Servon in researching the writing this book actually worked for several of these companies, she was able to learn first hand how and why people use these entities. I can see that bank could be a hindrance to accessing your money, if you live paycheck to paycheck. Basically the author says the check cashing and payday loan companies really serve the emerging middle class better that banks as they are very straight forward in the fees they charge, they offer immediate access to one’s money, they will lend money that people may not otherwise have access too.

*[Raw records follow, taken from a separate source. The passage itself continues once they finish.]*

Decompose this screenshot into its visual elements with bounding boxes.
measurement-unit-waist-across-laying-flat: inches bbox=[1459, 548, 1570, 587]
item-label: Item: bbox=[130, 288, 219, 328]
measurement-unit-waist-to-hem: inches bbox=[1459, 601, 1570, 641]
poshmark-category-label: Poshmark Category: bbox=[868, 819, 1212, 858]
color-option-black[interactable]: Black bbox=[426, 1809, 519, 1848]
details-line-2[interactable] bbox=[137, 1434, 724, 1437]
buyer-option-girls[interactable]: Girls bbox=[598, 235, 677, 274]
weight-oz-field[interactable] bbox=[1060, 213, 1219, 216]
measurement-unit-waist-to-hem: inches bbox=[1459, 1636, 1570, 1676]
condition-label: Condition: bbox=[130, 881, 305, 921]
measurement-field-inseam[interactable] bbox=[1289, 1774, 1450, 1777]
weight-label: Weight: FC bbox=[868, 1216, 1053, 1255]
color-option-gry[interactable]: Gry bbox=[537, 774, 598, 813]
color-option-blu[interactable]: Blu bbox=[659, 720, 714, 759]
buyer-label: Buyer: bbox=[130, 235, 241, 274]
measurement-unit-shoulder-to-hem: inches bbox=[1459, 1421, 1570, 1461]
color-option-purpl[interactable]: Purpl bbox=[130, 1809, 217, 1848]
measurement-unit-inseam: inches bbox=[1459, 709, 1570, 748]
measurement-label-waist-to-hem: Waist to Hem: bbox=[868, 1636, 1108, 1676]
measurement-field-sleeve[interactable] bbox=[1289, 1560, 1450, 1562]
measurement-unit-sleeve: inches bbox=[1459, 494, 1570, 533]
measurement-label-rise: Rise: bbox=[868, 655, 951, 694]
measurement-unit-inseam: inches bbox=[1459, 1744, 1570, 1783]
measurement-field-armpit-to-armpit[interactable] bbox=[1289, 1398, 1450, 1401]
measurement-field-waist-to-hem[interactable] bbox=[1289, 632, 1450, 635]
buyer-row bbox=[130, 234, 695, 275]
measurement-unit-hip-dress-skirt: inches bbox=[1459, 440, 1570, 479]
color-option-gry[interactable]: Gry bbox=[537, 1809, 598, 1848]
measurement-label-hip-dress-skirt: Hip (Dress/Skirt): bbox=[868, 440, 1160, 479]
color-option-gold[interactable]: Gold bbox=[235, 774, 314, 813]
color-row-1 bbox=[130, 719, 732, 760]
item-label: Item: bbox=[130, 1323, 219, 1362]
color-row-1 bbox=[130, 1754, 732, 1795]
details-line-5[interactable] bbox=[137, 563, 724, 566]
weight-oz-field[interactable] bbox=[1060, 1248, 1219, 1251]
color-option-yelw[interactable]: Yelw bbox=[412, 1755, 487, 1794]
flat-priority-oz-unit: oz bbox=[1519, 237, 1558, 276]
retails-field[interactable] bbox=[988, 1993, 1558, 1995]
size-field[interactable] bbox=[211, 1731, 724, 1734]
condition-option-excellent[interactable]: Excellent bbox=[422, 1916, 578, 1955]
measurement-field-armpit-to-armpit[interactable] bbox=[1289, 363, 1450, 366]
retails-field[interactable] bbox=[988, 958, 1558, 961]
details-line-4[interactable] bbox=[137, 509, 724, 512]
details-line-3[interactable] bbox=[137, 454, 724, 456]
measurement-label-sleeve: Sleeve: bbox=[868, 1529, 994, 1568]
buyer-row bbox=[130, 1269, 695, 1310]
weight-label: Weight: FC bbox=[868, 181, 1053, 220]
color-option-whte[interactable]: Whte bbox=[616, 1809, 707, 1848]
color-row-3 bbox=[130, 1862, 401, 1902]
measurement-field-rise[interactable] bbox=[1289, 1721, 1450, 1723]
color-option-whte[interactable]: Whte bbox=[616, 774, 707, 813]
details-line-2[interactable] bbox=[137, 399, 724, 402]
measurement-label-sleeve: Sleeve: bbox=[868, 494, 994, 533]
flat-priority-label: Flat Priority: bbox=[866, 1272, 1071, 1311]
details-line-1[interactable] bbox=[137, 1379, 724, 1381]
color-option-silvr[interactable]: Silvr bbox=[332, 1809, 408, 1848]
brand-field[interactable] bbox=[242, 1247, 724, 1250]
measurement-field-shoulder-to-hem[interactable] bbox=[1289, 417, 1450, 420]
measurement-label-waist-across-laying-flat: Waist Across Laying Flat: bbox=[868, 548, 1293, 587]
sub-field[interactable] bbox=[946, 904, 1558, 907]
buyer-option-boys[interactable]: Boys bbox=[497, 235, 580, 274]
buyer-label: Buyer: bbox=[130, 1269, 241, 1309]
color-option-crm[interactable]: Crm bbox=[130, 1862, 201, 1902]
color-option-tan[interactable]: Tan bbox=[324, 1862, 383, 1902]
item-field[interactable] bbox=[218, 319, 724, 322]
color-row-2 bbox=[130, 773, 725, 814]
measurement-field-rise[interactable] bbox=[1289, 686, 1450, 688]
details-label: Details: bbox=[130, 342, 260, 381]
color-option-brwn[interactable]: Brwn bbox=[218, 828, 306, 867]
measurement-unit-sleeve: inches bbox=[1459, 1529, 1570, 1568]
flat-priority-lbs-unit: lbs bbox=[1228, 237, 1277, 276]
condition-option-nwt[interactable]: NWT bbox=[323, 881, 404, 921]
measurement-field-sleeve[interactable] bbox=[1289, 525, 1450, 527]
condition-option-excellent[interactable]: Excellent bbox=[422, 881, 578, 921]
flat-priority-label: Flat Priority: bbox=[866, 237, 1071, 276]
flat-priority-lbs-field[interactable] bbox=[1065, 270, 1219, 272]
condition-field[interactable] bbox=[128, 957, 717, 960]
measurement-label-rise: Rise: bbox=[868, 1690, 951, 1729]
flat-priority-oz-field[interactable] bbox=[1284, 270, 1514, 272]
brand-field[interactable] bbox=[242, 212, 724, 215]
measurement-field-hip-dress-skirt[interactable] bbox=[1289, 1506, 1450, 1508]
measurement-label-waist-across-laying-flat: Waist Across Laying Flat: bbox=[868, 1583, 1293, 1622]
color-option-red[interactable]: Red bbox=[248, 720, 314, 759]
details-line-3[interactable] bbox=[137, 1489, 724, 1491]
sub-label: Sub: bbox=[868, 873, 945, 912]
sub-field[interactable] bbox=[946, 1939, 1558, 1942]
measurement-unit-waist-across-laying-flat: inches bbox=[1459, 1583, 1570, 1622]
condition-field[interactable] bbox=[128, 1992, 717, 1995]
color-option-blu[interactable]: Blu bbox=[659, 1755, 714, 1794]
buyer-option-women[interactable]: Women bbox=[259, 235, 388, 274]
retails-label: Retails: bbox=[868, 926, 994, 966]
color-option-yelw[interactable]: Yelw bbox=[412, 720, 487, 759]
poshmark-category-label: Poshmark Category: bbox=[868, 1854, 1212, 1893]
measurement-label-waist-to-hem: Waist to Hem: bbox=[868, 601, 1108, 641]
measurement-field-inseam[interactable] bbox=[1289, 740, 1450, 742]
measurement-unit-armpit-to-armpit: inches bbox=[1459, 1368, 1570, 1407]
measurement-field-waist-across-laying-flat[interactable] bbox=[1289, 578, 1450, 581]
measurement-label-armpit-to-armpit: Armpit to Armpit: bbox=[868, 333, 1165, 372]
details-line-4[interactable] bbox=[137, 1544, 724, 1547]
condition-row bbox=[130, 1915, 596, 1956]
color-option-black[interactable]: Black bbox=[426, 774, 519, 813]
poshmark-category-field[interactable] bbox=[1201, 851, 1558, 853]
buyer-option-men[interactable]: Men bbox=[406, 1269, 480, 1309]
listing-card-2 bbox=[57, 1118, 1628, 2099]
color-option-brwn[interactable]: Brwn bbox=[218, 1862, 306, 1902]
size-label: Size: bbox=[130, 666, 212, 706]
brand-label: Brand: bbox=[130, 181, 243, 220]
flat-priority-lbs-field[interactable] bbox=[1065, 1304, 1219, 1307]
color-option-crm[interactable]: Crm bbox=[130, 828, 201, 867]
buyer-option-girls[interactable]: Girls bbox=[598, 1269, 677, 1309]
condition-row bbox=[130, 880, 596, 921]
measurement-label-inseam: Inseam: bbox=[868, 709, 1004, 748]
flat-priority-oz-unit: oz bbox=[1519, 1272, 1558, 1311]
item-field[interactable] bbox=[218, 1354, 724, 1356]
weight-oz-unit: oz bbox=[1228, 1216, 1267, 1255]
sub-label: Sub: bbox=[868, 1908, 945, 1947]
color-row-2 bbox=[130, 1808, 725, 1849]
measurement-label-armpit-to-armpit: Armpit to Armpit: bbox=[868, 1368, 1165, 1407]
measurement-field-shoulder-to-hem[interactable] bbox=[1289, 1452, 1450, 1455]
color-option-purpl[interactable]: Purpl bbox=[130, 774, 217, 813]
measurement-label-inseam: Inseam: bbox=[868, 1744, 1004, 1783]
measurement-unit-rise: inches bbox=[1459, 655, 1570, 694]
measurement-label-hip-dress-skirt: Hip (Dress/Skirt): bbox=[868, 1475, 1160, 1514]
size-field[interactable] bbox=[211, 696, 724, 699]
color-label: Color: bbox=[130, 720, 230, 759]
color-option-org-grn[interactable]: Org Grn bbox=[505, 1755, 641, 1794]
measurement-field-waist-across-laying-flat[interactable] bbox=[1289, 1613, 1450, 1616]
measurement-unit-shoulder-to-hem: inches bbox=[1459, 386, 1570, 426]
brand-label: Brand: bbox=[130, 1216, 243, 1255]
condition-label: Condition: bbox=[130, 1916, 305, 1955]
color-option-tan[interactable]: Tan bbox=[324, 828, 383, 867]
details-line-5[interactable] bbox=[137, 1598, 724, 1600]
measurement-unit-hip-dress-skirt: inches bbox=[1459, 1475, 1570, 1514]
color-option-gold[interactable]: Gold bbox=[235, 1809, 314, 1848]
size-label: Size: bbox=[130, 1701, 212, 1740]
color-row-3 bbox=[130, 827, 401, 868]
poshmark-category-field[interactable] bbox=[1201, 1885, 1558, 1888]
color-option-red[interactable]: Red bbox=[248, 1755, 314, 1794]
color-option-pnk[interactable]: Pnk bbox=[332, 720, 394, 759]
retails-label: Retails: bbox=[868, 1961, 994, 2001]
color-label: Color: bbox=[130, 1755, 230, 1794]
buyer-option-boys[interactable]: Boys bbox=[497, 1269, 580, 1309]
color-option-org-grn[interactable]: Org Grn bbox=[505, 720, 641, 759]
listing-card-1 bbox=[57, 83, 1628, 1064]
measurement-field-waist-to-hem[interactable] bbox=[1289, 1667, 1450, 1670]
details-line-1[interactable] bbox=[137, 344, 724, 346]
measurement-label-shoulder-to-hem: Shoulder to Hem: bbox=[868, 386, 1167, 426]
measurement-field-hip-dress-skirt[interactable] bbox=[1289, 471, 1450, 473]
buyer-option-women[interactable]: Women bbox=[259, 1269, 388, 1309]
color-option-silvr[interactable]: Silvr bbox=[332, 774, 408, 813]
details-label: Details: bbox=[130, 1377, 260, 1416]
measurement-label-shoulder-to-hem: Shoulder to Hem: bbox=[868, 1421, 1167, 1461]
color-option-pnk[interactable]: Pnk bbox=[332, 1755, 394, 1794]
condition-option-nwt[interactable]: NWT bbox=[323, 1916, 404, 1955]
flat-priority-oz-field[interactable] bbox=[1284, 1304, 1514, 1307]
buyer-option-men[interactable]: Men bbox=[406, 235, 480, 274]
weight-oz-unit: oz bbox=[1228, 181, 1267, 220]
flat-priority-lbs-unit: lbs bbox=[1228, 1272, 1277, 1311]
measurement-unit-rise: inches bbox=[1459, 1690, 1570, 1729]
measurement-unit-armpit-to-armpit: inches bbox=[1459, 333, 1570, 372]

The book is a quick read, well worth the time.

About Lisa Servon

Lisa Servon is Professor of City Planning at the University of Pennsylvania and former dean at The New School. She is the author of Bridging the Digital Divide: Technology, Community, and Public Policy(Blackwell 2002), Bootstrap Capital: Microenterprises and the American Poor(Brookings 1999), Gender and Planning: A Reader (With Susan Fainstein, Rutgers University Press 2005), and Otra Vida es Posible: Practicas Economicas Alternativas Durante la Crisis (With Manuel Castells, Joana Conill, Amalia Cardenas and Sviatlana Hlebik. UOC Press 2012). She has contributed to the New Yorker, the Atlantic, and The Wall Street Journal and has appeared on PBS News Hour, Marketplace Money and Radio Times and her research is featured in the forthcoming documentary Spent: Looking for Change. She lives in Brooklyn with her husband, two children, and a dog named Friday.